Forgetting Jackson Pollock

Walking along the waterfront in Liverpool on a fine summer’s evening, I came to the Tate Gallery.

At half past seven on a Monday evening, it was closed, but sight of it recalled a previous visit.

Back in 2015, I had gone to see an exhibition of the work of the American artist Jackson Pollock. Being in Liverpool for the afternoon and it being a gloriously sunny day, I had walked down to the Albert Dock and had gone to the Tate Gallery.

Admission to the gallery was free, but it was £10 to see the exhibition, on the top floor of the very atmospheric building. Not having a vocabulary to express any understanding of any sort of art and not being conversant with the conventions of abstract art, it was impossible to say anything about the exhibition. It was thought-provoking, some of it was dream-like, but that doesn’t convey much to anyone.

No matter! The point was that I had gone to an exhibition on a Thursday and on the following Monday I had started to tell a friend that I had been.

‘I went to an exhibition at the Tate in Liverpool last week . . . there was an exhibition of work by an abstract artist . .. he was an American artist . . . he died in 1956. It was interesting stuff, provocative. Oh dear, I cannot remember his name’.

There had been a moment of deep frustration.

This continues to happen from time to time. Just with names.

Back in 2012, I went to the doctor and expressed fears about memory loss. He looked at my date of birth, 1960, and said, ‘This comes with age. While you are here let’s do some other tests’.

I left his surgery with high blood pressure and high cholesterol and no cure for the loss of names.

My greatest fear in life has always been dementia.

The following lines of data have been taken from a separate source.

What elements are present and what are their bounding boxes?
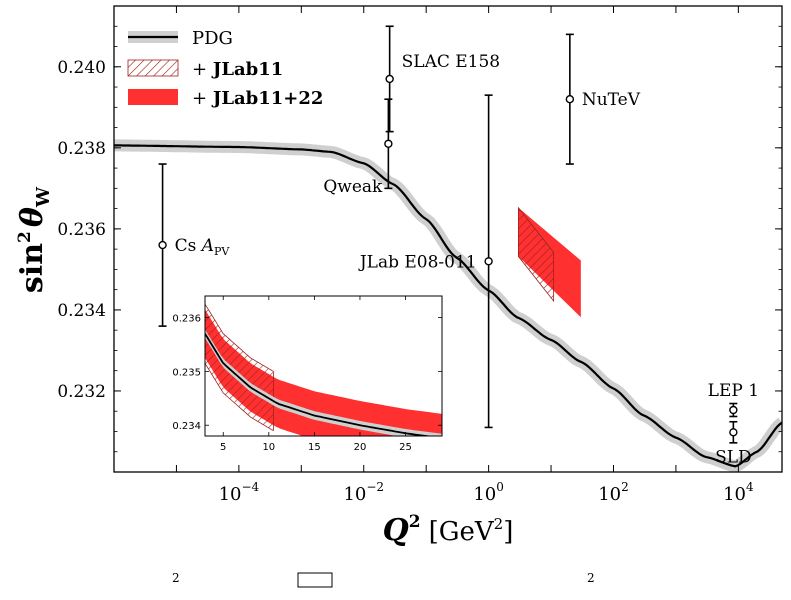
pdg-curve xyxy=(114,144,782,468)
x-tick-label: 10−4 xyxy=(219,480,260,505)
x-axis-label-main: Q xyxy=(383,513,409,548)
y-tick-label: 0.234 xyxy=(57,301,106,321)
data-label: NuTeV xyxy=(582,90,641,110)
inset-jlab11-band xyxy=(205,303,274,432)
inset-frame xyxy=(204,295,443,437)
legend-jlab1122-swatch xyxy=(128,89,178,105)
caption-sup-1: 2 xyxy=(172,571,180,585)
inset-x-tick-label: 10 xyxy=(262,442,275,453)
caption-box xyxy=(297,572,333,588)
inset-pdg-curve xyxy=(205,333,433,436)
y-axis-label-sup: 2 xyxy=(15,231,35,243)
x-axis-label-unit-close: ] xyxy=(503,517,513,547)
data-point-slac-e158 xyxy=(385,25,394,133)
inset-plot: 5 10 15 20 25 0.234 0.235 0.236 xyxy=(172,295,443,453)
data-label: SLD xyxy=(715,447,752,467)
plot-frame xyxy=(113,5,783,473)
y-tick-label: 0.236 xyxy=(57,220,106,240)
data-label: SLAC E158 xyxy=(402,52,500,72)
legend-jlab11-label: + JLab11 xyxy=(192,59,283,80)
x-tick-label: 102 xyxy=(598,480,629,505)
inset-x-tick-label: 25 xyxy=(399,442,412,453)
inset-x-tick-label: 15 xyxy=(308,442,321,453)
data-label: LEP 1 xyxy=(708,381,759,401)
inset-y-tick-label: 0.236 xyxy=(172,314,201,325)
y-tick-label: 0.232 xyxy=(57,382,106,402)
data-label: Qweak xyxy=(323,177,383,197)
marker xyxy=(384,139,393,148)
main-plot: Cs APV Qweak SLAC E158 JLab E08-011 NuTeV LEP… xyxy=(57,5,783,505)
legend-jlab11-swatch xyxy=(127,59,179,77)
caption-sup-2: 2 xyxy=(587,571,595,585)
data-point-sld xyxy=(729,420,738,444)
y-axis-label-sub: W xyxy=(33,186,54,208)
marker xyxy=(729,405,738,415)
legend-pdg-label: PDG xyxy=(192,28,233,49)
y-axis-label: sin2 θW xyxy=(15,186,54,293)
x-tick-label: 100 xyxy=(473,480,504,505)
x-axis-label-unit-sup: 2 xyxy=(494,515,504,533)
x-tick-label: 10−2 xyxy=(343,480,384,505)
data-label: JLab E08-011 xyxy=(358,252,477,272)
marker xyxy=(385,74,394,84)
x-tick-label: 104 xyxy=(723,480,754,505)
inset-x-tick-label: 20 xyxy=(354,442,367,453)
legend-jlab1122-label: + JLab11+22 xyxy=(192,88,323,109)
marker xyxy=(484,257,493,266)
data-point-lep-1 xyxy=(729,402,738,418)
legend: PDG + JLab11 + JLab11+22 xyxy=(127,28,323,109)
data-point-cs xyxy=(158,163,167,327)
main-clip-group: Cs APV Qweak SLAC E158 JLab E08-011 NuTeV LEP… xyxy=(114,25,782,472)
x-axis-label-sup: 2 xyxy=(409,512,421,532)
data-point-jlab-e08-011 xyxy=(484,94,493,429)
inset-y-tick-label: 0.234 xyxy=(172,421,201,432)
y-axis-label-main: sin xyxy=(15,243,50,293)
inset-y-tick-label: 0.235 xyxy=(172,367,201,378)
data-point-nutev xyxy=(565,33,575,165)
jlab11-band xyxy=(518,206,555,303)
caption: 2 2 xyxy=(172,571,595,588)
marker xyxy=(565,94,575,104)
marker xyxy=(729,428,738,437)
y-tick-label: 0.238 xyxy=(57,139,106,159)
inset-x-tick-label: 5 xyxy=(220,442,226,453)
inset-clip-group xyxy=(205,303,442,436)
y-tick-label: 0.240 xyxy=(57,58,106,78)
data-point-qweak xyxy=(384,98,393,190)
x-axis-label-unit: [GeV xyxy=(429,517,495,547)
inset-pdg-band xyxy=(205,329,442,436)
marker xyxy=(158,240,167,250)
y-axis-label-sym: θ xyxy=(15,207,50,227)
x-axis-label: Q2 [GeV2] xyxy=(383,512,514,548)
data-label: Cs APV xyxy=(175,236,231,258)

Cancer, heart disease, even neurological disorders, seem preferable to that gradual retreat into a world of confusion and shadows.

I am told that the rest of my memory is functioning perfectly, that there is no cause for concern, but if the loss of names offers an insight into the dark world of progressive memory loss, then it is a frightening prospect.

Of course, the conversation was hardly over before the name ‘Jackson Pollock’ sprang to mind, just as the names of the people I meet, and cannot greet properly, spring to mind when I have gone further down the street.

Perhaps there is some psychological block, some part of the sub-conscious preventing names from coming to consciousness, perhaps the part of the brain where names are stored has become dusty or overloaded. Perhaps, one day, those experiments with mice will cure not only those trapped in the dark lands, but those embarrassed they cannot remember a name from four days previously.